Revenues increased 12.5% and 5.3% for the three months and year ended December 31, respectively, compared to the prior year. Revenue growth was primarily driven by increased pharmacy network claims in the Pharmacy Services segment, increased prescription volume in the Retail/LTC segment and the addition of Aetna. The increase was partially offset by continued price compression in the Pharmacy Services segment and reimbursement pressure in the Retail/LTC segment, as well as increased generic dispensing.

Operating income declined in both the three months and year ended December 31 compared to the prior year, primarily due to the goodwill impairment charges.

Adjusted operating income increased 4.5% and 2.5% for the three months and year ended December 31, respectively, compared to the prior year. Earnings growth was primarily driven by increased prescription volume, improved purchasing economics and the addition of Aetna, partially offset by continued price compression in the Pharmacy Services segment and reimbursement pressure in the Retail/LTC segment.

Net loss for both the three months and year ended December 31 was driven primarily by the goodwill impairment charges in the Retail/LTC segment, the majority of which are not deductible for income tax purposes, and the increase in interest expense due to the 2018 financing associated with the acquisition of Aetna.

Revenues in the Pharmacy Services segment increased 2.2% and 2.7% in the three months and year ended December 31, respectively, compared to the prior year, due to increased total pharmacy claims volume, partially offset by continued client pricing pressures.

Total pharmacy claims processed increased 5.6% and 6.1%, on a 30-day equivalent basis, in the three months and year ended December 31, respectively, compared to the prior year, primarily driven by net new business and the continued adoption of Maintenance Choice offerings.

Revenues in the Retail/LTC segment were up 5.4% and 5.8% in the three months and year ended December 31, respectively, compared to the prior year. The increase in revenues was primarily driven by increased prescription volume and branded drug price inflation, partially offset by continued reimbursement pressure and the impact of recent generic introductions.

Front-store revenues remain approximately 23% of total Retail/LTC segment revenues. Front-store revenues increased in the three months and year ended December 31 compared to the prior year, primarily driven by increases in health product sales.

Total prescription volume grew 8.6% and 8.8%, on a 30-day equivalent basis, for the three months and year ended December 31, respectively, compared to the prior year. The growth was driven mainly by the continued adoption of patient care programs and collaborations with PBMs as well as preferred status in a number of Medicare Part D networks during 2018.

Last week, CVS unveiled its HealthHUBs, or concept stores that contain fewer traditional drugstore items like greeting cards and more health services like blood draws and health screenings.

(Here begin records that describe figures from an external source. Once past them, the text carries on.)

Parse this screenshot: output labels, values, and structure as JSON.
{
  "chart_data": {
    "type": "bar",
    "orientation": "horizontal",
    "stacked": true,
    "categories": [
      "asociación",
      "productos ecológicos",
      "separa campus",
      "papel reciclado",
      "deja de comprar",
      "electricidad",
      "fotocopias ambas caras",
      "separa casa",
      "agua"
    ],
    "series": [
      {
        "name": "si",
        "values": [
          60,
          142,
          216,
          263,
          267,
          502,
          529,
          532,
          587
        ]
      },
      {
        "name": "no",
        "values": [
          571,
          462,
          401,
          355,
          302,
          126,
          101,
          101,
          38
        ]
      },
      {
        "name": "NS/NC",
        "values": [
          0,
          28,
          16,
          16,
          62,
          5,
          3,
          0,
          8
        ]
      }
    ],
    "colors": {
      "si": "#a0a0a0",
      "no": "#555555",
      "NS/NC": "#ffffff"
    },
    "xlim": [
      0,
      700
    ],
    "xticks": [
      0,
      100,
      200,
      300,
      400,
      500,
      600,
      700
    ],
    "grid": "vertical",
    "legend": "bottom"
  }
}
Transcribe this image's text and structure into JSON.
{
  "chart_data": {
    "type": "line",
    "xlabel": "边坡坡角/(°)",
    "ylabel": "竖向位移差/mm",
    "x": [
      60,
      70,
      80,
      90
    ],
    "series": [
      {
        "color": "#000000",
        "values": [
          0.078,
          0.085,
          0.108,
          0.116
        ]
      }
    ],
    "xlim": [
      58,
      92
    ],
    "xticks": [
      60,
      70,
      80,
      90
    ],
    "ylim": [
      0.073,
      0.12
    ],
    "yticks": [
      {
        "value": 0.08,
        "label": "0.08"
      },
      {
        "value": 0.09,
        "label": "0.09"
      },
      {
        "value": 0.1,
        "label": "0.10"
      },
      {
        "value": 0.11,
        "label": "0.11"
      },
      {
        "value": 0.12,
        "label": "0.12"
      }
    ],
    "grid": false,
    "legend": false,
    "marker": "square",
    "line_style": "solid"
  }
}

The company’s full year 2019 consolidated GAAP operating income is projected to be in the range of $11.7 billion to $12.1 billion, while adjusted operating income is projected to be in the range of $14.8 billion to $15.2 billion. GAAP diluted EPS from continuing operations is projected to be in the range of $4.88 to $5.08, and adjusted EPS is projected to be in the range of $6.68 to $6.88. The adjustments between GAAP operating income and GAAP diluted EPS from continuing operations and adjusted operating income and adjusted EPS include adding back amortization of intangible assets and integration costs related to the acquisition of Aetna. The company expects to continue to generate strong cash flows in 2019, with projected cash flow from operations between $9.8 billion and $10.3 billion.

Merlo added, “2019 will be a year of transition as we integrate Aetna and focus on key pillars of our growth strategy. We are fully aware of the need to address the impact of certain headwinds that are having a disproportionate impact in 2019 compared to prior years, and importantly, we are taking comprehensive actions to move past them. We understand acutely the importance of balancing near-term execution with longer-term vision, and we are confident that our actions will position us well in 2020 and beyond.”